MoE Architecture - Gatting Network chooses what Expert to use Mixture of Experts (MoE) Large Language Models (LLM) GPT4 Mixtral AI and Machine Learning Natural Language Processing (NLP) GPT4 Applications AI Model Optimization Machine Learning Models Deep Learning Neural Networks Artificial Intelligence Technologies GPT4 vs GPT-3.5 AI Content Generation Tech Innovations in AI AI Model Training Advanced AI Models AI Research and Development Semantic Search Optimization Keyword Research with AI — MoE Architecture - Gatting Network chooses what Expert to use

Advantages of MoE: Speed & Efficiency

- Pretraining Speed: Due to having sparse layers they are pretrained much faster than dense models.

- Inference Speed: Despite their size, they offer faster inference, using only a fraction of their parameters at any given time.

- Lower Costs: When compared to a Dense model with the same total number of parameters MoE models are much cheaper to train and run inference on, due to the previous two points.

- Quality of Answers: By using experts for different topics it creates a better performing overall model. Capable of remembering more information and solving more niche scenarios.

Disadvantages of MoE: GPU needs & Hard to Train

- GPU VRAM Requirements: A catch is their high VRAM requirement, as all experts need to be loaded into memory even if only 1 or 2 are being used at a certain time.

- Fine-tuning Difficulties: Historically, MoEs struggled with fine-tuning, often leading to overfitting. Although now there have been many advancements on this and it is getting easier.

- Training and Inference Trade-offs: While offering faster inference, they require careful management of VRAM and computing resources.

The Evolution of MoE

The MoE concept isn't new. It dates back to 1991, with significant milestones along the way:

- 1991: 📄 Geoffrey Hinton proposed Mixtures of Local Experts for the first time

- 2014: 📄 MoE was first applied to deep learning.

- 2017: 📄 Geoffrey Hinton proposed using MoE on large-scale models.

- 2020: 📄 Google's GShard experimented with MoE in giant transformers.

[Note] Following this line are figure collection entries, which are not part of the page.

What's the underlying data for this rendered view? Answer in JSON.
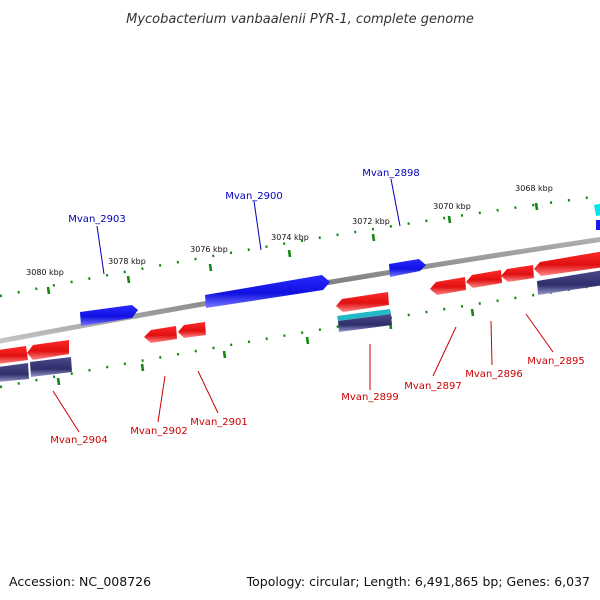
{
  "title": "Mycobacterium vanbaalenii PYR-1, complete genome",
  "footer": {
    "accession": "Accession: NC_008726",
    "summary": "Topology: circular; Length: 6,491,865 bp; Genes: 6,037"
  },
  "colors": {
    "forward_cds": "#1a1aee",
    "reverse_cds": "#ee1a1a",
    "label_forward": "#0000bb",
    "label_reverse": "#cc0000",
    "tick_green": "#118811",
    "backbone": "#888888",
    "rna_teal": "#22b8c8",
    "pseudo_purple": "#3a3a7c",
    "cyan_feature": "#00e5ee"
  },
  "ticks": [
    "3068 kbp",
    "3070 kbp",
    "3072 kbp",
    "3074 kbp",
    "3076 kbp",
    "3078 kbp",
    "3080 kbp"
  ],
  "genes_forward": [
    "Mvan_2898",
    "Mvan_2900",
    "Mvan_2903"
  ],
  "genes_reverse": [
    "Mvan_2895",
    "Mvan_2896",
    "Mvan_2897",
    "Mvan_2899",
    "Mvan_2901",
    "Mvan_2902",
    "Mvan_2904"
  ]
}
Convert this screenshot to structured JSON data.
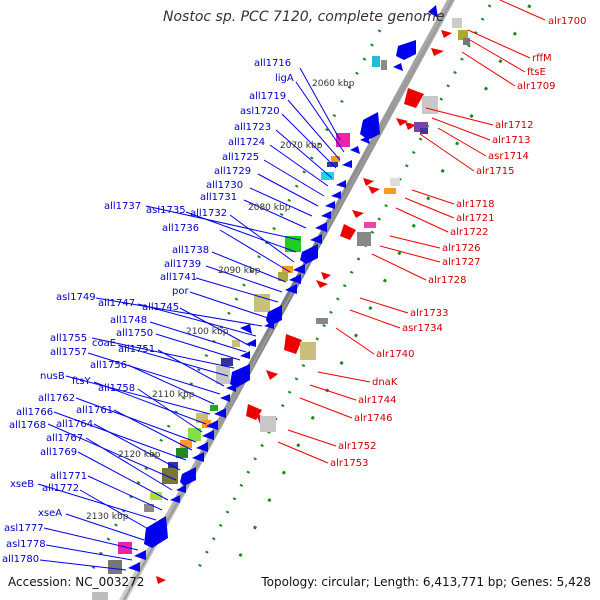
{
  "title": "Nostoc sp. PCC 7120, complete genome",
  "footer": {
    "accession": "Accession: NC_003272",
    "stats": "Topology: circular; Length: 6,413,771 bp; Genes: 5,428"
  },
  "ticks": [
    "2060 kbp",
    "2070 kbp",
    "2080 kbp",
    "2090 kbp",
    "2100 kbp",
    "2110 kbp",
    "2120 kbp",
    "2130 kbp"
  ],
  "left_genes": [
    "all1716",
    "ligA",
    "all1719",
    "asl1720",
    "all1723",
    "all1724",
    "all1725",
    "all1729",
    "all1730",
    "all1731",
    "all1737",
    "asl1735",
    "all1732",
    "all1736",
    "all1738",
    "all1739",
    "all1741",
    "por",
    "asl1749",
    "all1747",
    "all1745",
    "all1748",
    "all1750",
    "all1755",
    "coaE",
    "all1751",
    "all1757",
    "all1756",
    "nusB",
    "ftsY",
    "all1758",
    "all1762",
    "all1761",
    "all1766",
    "all1764",
    "all1768",
    "all1767",
    "all1769",
    "all1771",
    "xseB",
    "all1772",
    "xseA",
    "asl1777",
    "asl1778",
    "all1780"
  ],
  "right_genes": [
    "alr1700",
    "rffM",
    "ftsE",
    "alr1709",
    "alr1712",
    "alr1713",
    "asr1714",
    "alr1715",
    "alr1718",
    "alr1721",
    "alr1722",
    "alr1726",
    "alr1727",
    "alr1728",
    "alr1733",
    "asr1734",
    "alr1740",
    "dnaK",
    "alr1744",
    "alr1746",
    "alr1752",
    "alr1753"
  ],
  "colors": {
    "minus_strand": "#0000ee",
    "plus_strand": "#ee0000",
    "backbone": "#888888",
    "ticks": "#228b22"
  }
}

- 2022: 📄 Google's Switch Transformers addressed some of MoE's training and fine-tuning issues.

Open Source MoEs and Exciting Directions

Today, there are open-source source projects for MoE training, like Megablocks, Fairseq, and OpenMoE. Additionally, models like Google's Switch Transformers and Meta's NLLB MoE are pushing the boundaries. The fact that Mixtral is open-source with an Apache 2.0 license is amazing and gives us hope that AI can continue to be democratized.

Exciting directions include 📄:

- Distilling MoEs: Compressing them into smaller, dense models.

- Quantization of MoEs: Reducing the memory footprint, as seen in QMoE projects.

- Model Merging Techniques: Exploring different ways to combine experts efficiently.

The Bottom Line: Why MoE Matters

As we advance, MoE models will likely become more prevalent, pushing the boundaries of what's possible in AI and LLMs. The story of MoE is still being written, and each development is a new chapter in this exciting tale of technological progress.

My hunch is that many open-source models will start appearing as MoE, for example, Llama3 may indeed be a Mixture of Experts which allows for much higher performance.